Paris wasn’t ruined when Troy fell or his family died. That was only like the burning of storks’ nests. His real ruin was when he lost modesty, honor, faithfulness, and virtue. Achilles wasn’t undone when Patroclus died, but when he gave himself over to rage, wept for a girl, and forgot his purpose. That’s true destruction—the collapse of reason and principle.
So are wives and children being taken captive evils? Are men being killed evils? Only if you assume they are. Apply the rule: external things are not true goods or evils. Yet here, where it matters most—what makes us happy or miserable—we abandon reason and rely on impressions alone. We wouldn’t measure straight or crooked by guesswork. We wouldn’t weigh heavy and light by instinct. But when it comes to right and wrong, we let “it seems so to me” govern everything.
This is how tragedies are born—Oedipus, Atreus, Hippolytus—all are stories of people misled by appearances. And what about us? Do we think we’re stronger than Agamemnon or Achilles, that we can afford to follow appearances without error? Whoever follows every seeming is mad. And yet—that is how most of us live.
Analysis
Ever find yourself fuming at someone who’s clearly made a terrible choice? Epictetus would pause, tilt his head, and ask, “Why?” This passage is a masterclass in why anger at others is almost always a waste of time. Here’s the gist: every action we take is guided by how things appear to us. If something seems true, we assent to it. If it seems false, we reject it. And if it’s unclear, we withhold judgment. The mind doesn’t willingly embrace error—it’s deceived, plain and simple.
Take Medea, for example. She believes punishing her husband and indulging her rage will serve her advantage. But she’s deceived. She’s following what appears best to her in that moment, even though it’s objectively disastrous. Epictetus’ point? Don’t be angry at her. Her blindness is in judgment, not in moral wickedness. It’s like condemning someone for being blind—they can’t see. Pity, don’t rage.
This applies to the so-called “great events” of history as well. Wars, famines, political collapses—what makes them truly great? According to Epictetus, nothing external matters. Paris wasn’t undone by Troy falling; Achilles wasn’t undone by Patroclus’ death. Their true ruin lay in losing reason, honor, virtue—the faculties that make a person truly human. Bodies can die, cities can burn, storks’ nests can be destroyed—these are all external appearances. The inner world of judgment, reason, and principle is where real good and real evil reside.
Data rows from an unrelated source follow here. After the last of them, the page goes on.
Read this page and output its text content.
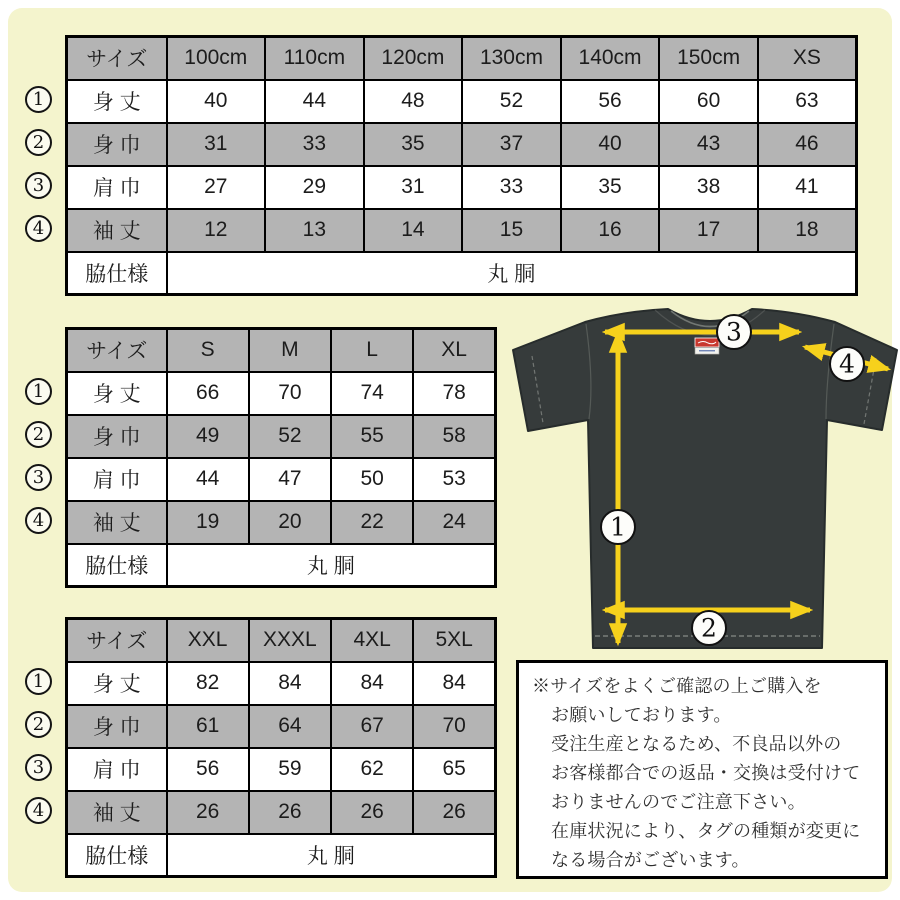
サイズ	100cm	110cm	120cm	130cm	140cm	150cm	XS
身 丈	40	44	48	52	56	60	63
身 巾	31	33	35	37	40	43	46
肩 巾	27	29	31	33	35	38	41
袖 丈	12	13	14	15	16	17	18
脇仕様	丸 胴						
サイズ	S	M	L	XL
身 丈	66	70	74	78
身 巾	49	52	55	58
肩 巾	44	47	50	53
袖 丈	19	20	22	24
脇仕様	丸 胴			
サイズ	XXL	XXXL	4XL	5XL
身 丈	82	84	84	84
身 巾	61	64	67	70
肩 巾	56	59	62	65
袖 丈	26	26	26	26
脇仕様	丸 胴			
1
2
3
4
1
2
3
4
1
2
3
4
3
4
1
2
※サイズをよくご確認の上ご購入を
お願いしております。
受注生産となるため、不良品以外の
お客様都合での返品・交換は受付けて
おりませんのでご注意下さい。
在庫状況により、タグの種類が変更に
なる場合がございます。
True harm comes not from others’ actions, but from the error of our own judgment
The takeaway is simple but radical: most of us live enslaved to appearances, acting as if “it seems so to me” were enough to determine right and wrong. That’s how tragedies are born—from the same error over and over. Oedipus, Atreus, Hippolytus—they all succumbed to the illusion of appearances. And if we’re honest, we do the same thing every day, letting fleeting impressions govern our lives while forgetting the anchor of reason.
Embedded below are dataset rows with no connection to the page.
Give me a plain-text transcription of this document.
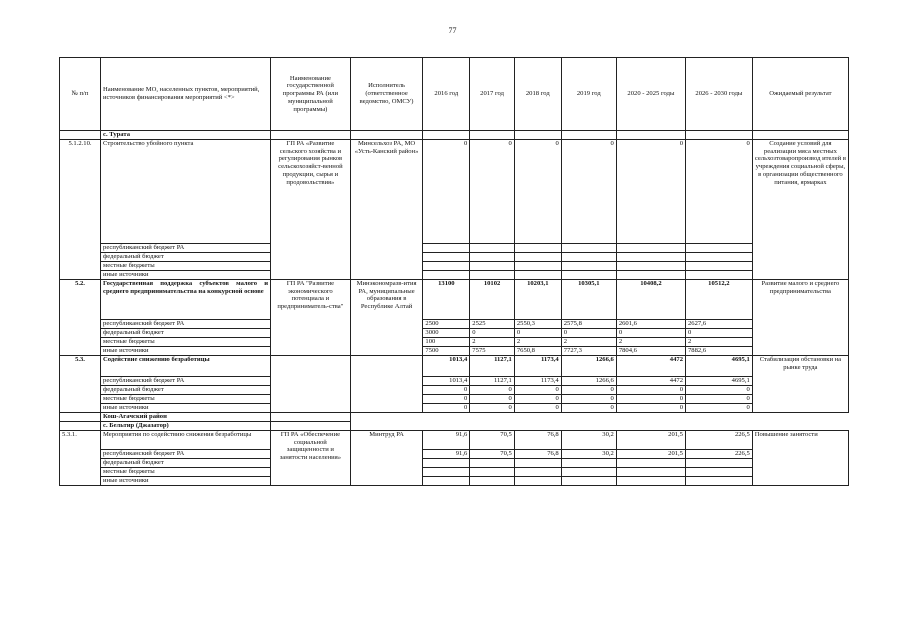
77
№ п/п	Наименование МО, населенных пунктов, мероприятий, источников финансирования мероприятий <*>	Наименование государственной программы РА (или муниципальной программы)	Исполнитель (ответственное ведомство, ОМСУ)	2016 год	2017 год	2018 год	2019 год	2020 - 2025 годы	2026 - 2030 годы	Ожидаемый результат
	с. Турата									
5.1.2.10.	Строительство убойного пункта	ГП РА «Развитие сельского хозяйства и регулирования рынков сельскохозяйст-венной продукции, сырья и продовольствия»	Минсельхоз РА, МО «Усть-Канский район»	0	0	0	0	0	0	Создание условий для реализации мяса местных сельхозтоваропроизвод ителей в учреждения социальной сферы, в организации общественного питания, ярмарках
	республиканский бюджет РА									
	федеральный бюджет									
	местные бюджеты									
	иные источники									
5.2.	Государственная поддержка субъектов малого и среднего предпринимательства на конкурсной основе	ГП РА "Развитие экономического потенциала и предприниматель-ства"	Минэкономразв-ития РА, муниципальные образования в Республике Алтай	13100	10102	10203,1	10305,1	10408,2	10512,2	Развитие малого и среднего предпринимательства
	республиканский бюджет РА			2500	2525	2550,3	2575,8	2601,6	2627,6	
	федеральный бюджет			3000	0	0	0	0	0	
	местные бюджеты			100	2	2	2	2	2	
	иные источники			7500	7575	7650,8	7727,3	7804,6	7882,6	
5.3.	Содействие снижению безработицы			1013,4	1127,1	1173,4	1266,6	4472	4695,1	Стабилизация обстановки на рынке труда
	республиканский бюджет РА			1013,4	1127,1	1173,4	1266,6	4472	4695,1	
	федеральный бюджет			0	0	0	0	0	0	
	местные бюджеты			0	0	0	0	0	0	
	иные источники			0	0	0	0	0	0	
	Кош-Агачский район									
	с. Бельтир (Джазатор)									
5.3.1.	Мероприятия по содействию снижения безработицы	ГП РА «Обеспечение социальной защищенности и занятости населения»	Минтруд РА	91,6	70,5	76,8	30,2	201,5	226,5	Повышение занятости
	республиканский бюджет РА			91,6	70,5	76,8	30,2	201,5	226,5	
	федеральный бюджет									
	местные бюджеты									
	иные источники									
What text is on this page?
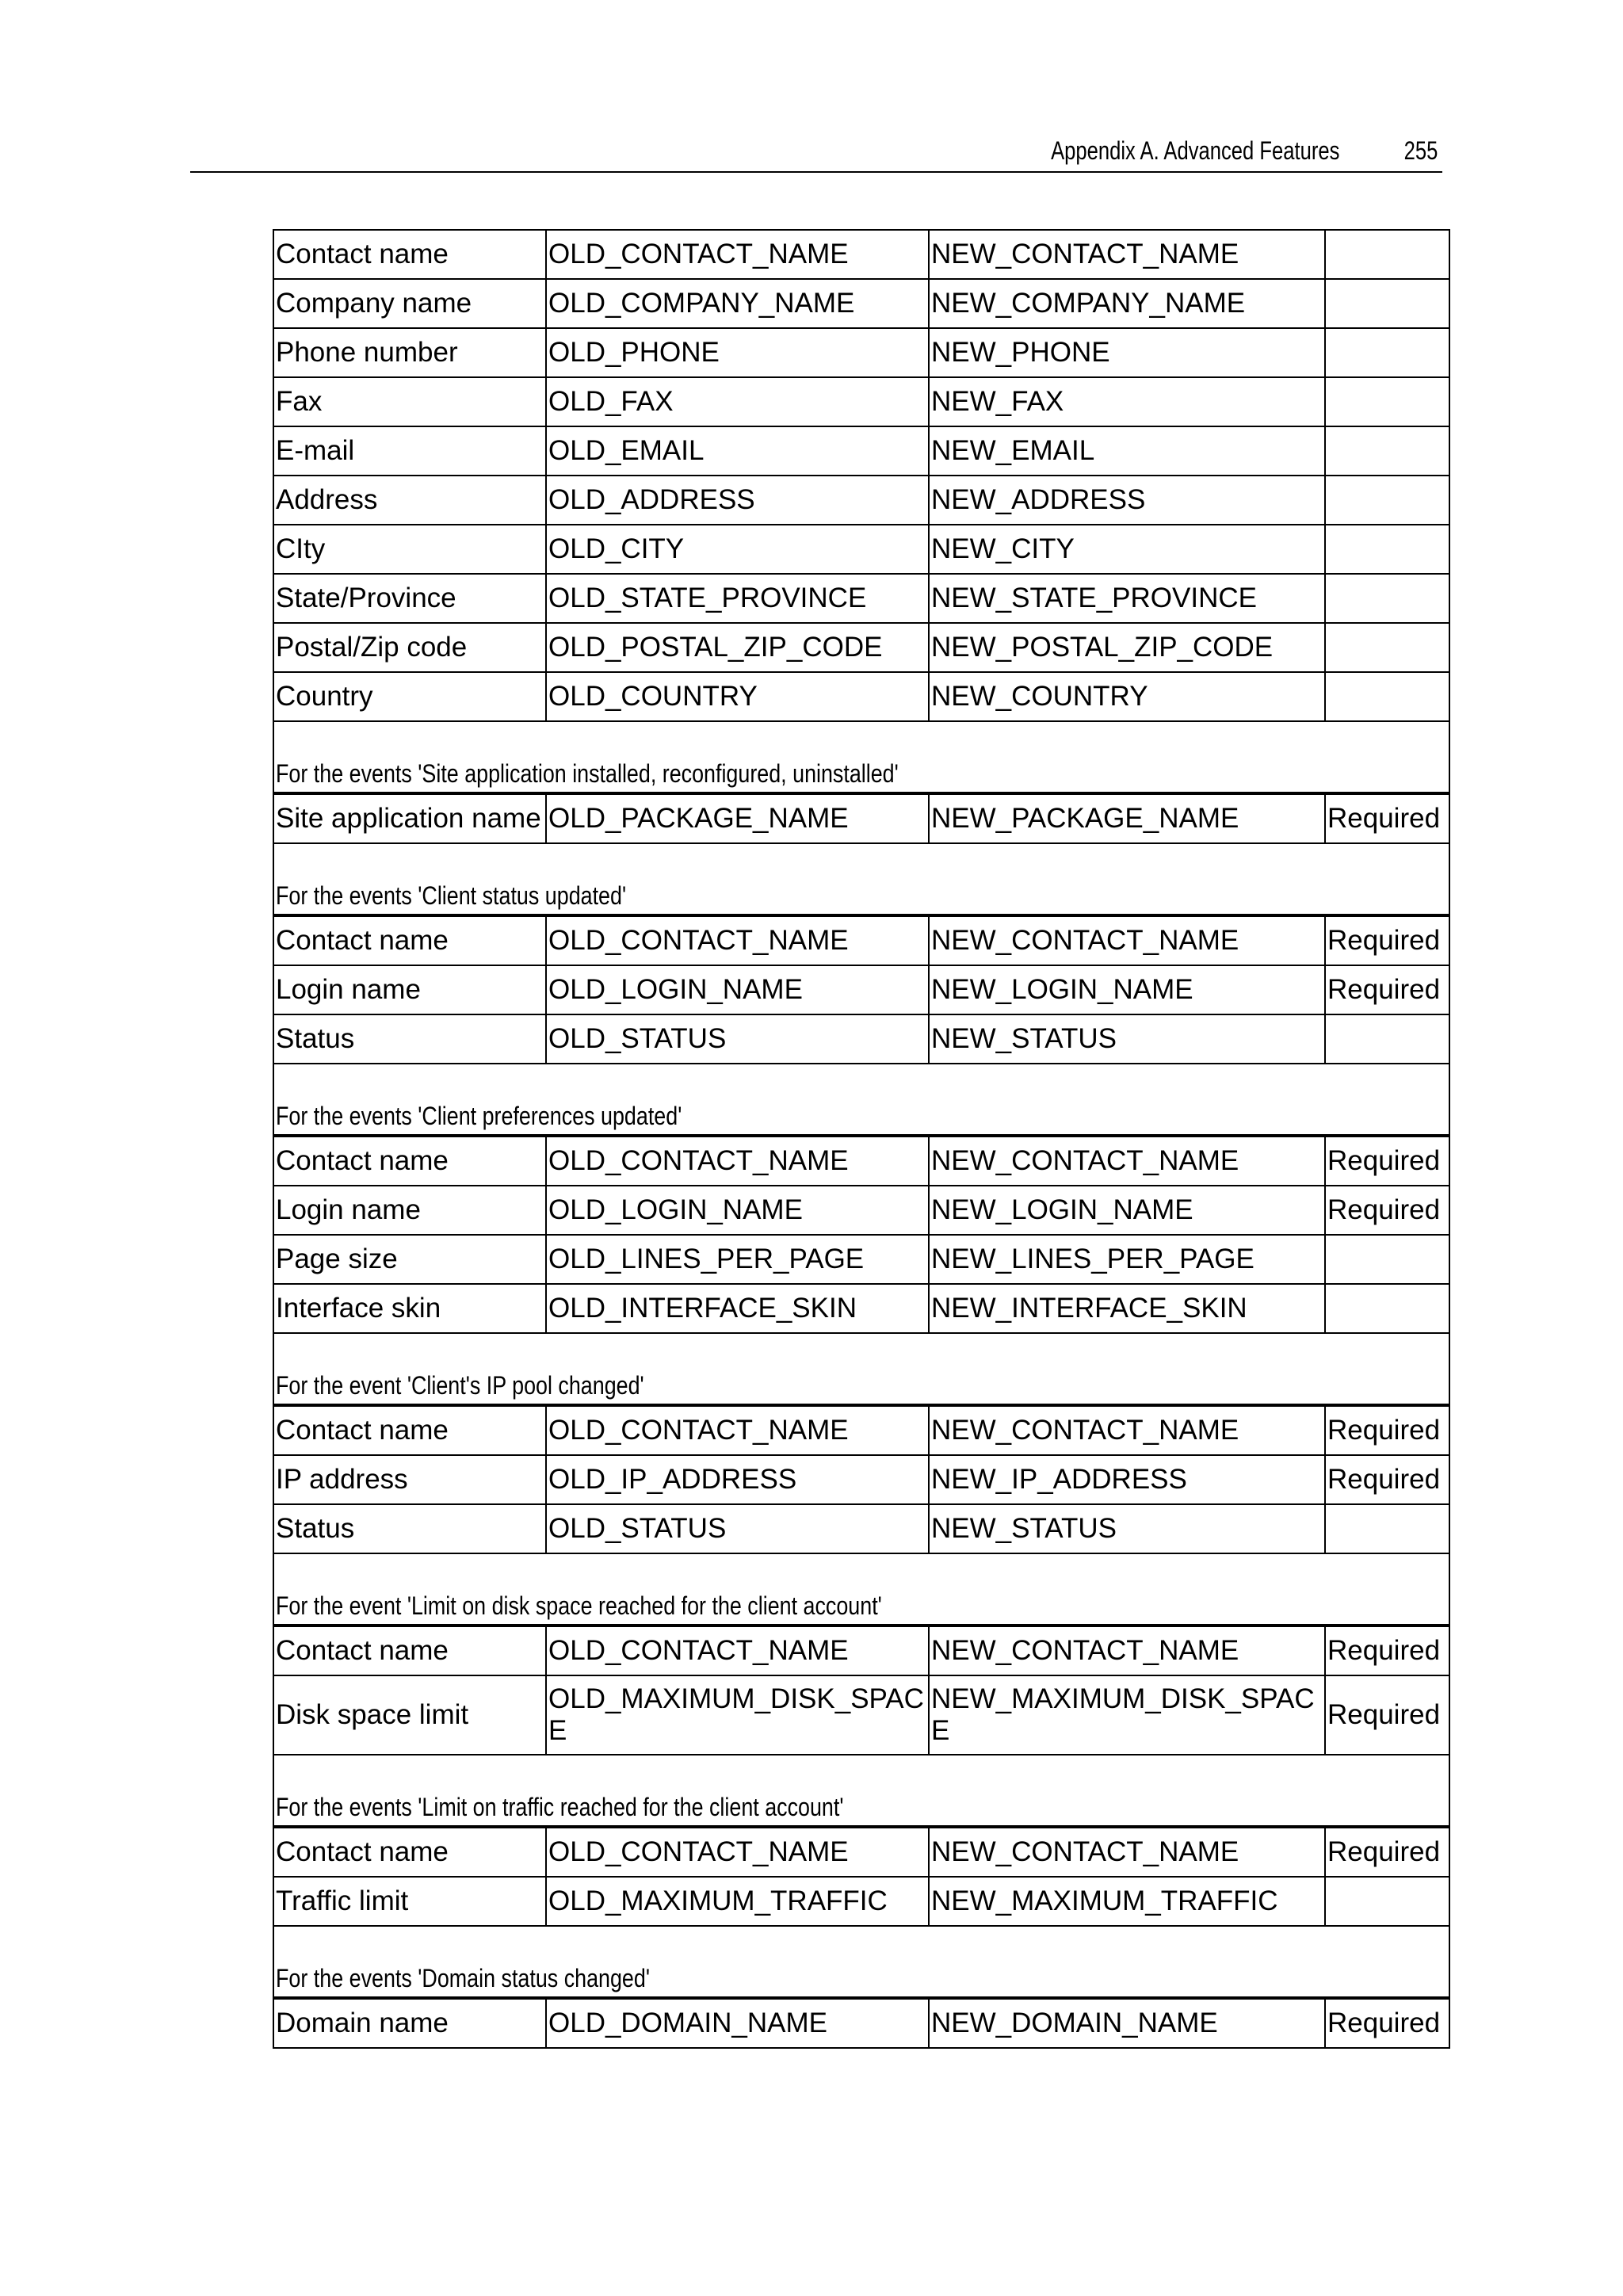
Appendix A. Advanced Features	255
Contact name	OLD_CONTACT_NAME	NEW_CONTACT_NAME	
Company name	OLD_COMPANY_NAME	NEW_COMPANY_NAME	
Phone number	OLD_PHONE	NEW_PHONE	
Fax	OLD_FAX	NEW_FAX	
E-mail	OLD_EMAIL	NEW_EMAIL	
Address	OLD_ADDRESS	NEW_ADDRESS	
CIty	OLD_CITY	NEW_CITY	
State/Province	OLD_STATE_PROVINCE	NEW_STATE_PROVINCE	
Postal/Zip code	OLD_POSTAL_ZIP_CODE	NEW_POSTAL_ZIP_CODE	
Country	OLD_COUNTRY	NEW_COUNTRY	
For the events 'Site application installed, reconfigured, uninstalled'			
Site application name	OLD_PACKAGE_NAME	NEW_PACKAGE_NAME	Required
For the events 'Client status updated'			
Contact name	OLD_CONTACT_NAME	NEW_CONTACT_NAME	Required
Login name	OLD_LOGIN_NAME	NEW_LOGIN_NAME	Required
Status	OLD_STATUS	NEW_STATUS	
For the events 'Client preferences updated'			
Contact name	OLD_CONTACT_NAME	NEW_CONTACT_NAME	Required
Login name	OLD_LOGIN_NAME	NEW_LOGIN_NAME	Required
Page size	OLD_LINES_PER_PAGE	NEW_LINES_PER_PAGE	
Interface skin	OLD_INTERFACE_SKIN	NEW_INTERFACE_SKIN	
For the event 'Client's IP pool changed'			
Contact name	OLD_CONTACT_NAME	NEW_CONTACT_NAME	Required
IP address	OLD_IP_ADDRESS	NEW_IP_ADDRESS	Required
Status	OLD_STATUS	NEW_STATUS	
For the event 'Limit on disk space reached for the client account'			
Contact name	OLD_CONTACT_NAME	NEW_CONTACT_NAME	Required
Disk space limit	OLD_MAXIMUM_DISK_SPACE	NEW_MAXIMUM_DISK_SPACE	Required
For the events 'Limit on traffic reached for the client account'			
Contact name	OLD_CONTACT_NAME	NEW_CONTACT_NAME	Required
Traffic limit	OLD_MAXIMUM_TRAFFIC	NEW_MAXIMUM_TRAFFIC	
For the events 'Domain status changed'			
Domain name	OLD_DOMAIN_NAME	NEW_DOMAIN_NAME	Required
So next time you feel irritation, fury, or fear at someone else’s choices, remember: the error—and the suffering—is theirs, not yours. What you can control is your judgment. Your mind, your reason, your principles. That’s where your true power, and your true freedom, lies.
Reader Question:
Who in your life do you feel anger toward, and how might seeing their actions as the result of misperceived appearances change your response?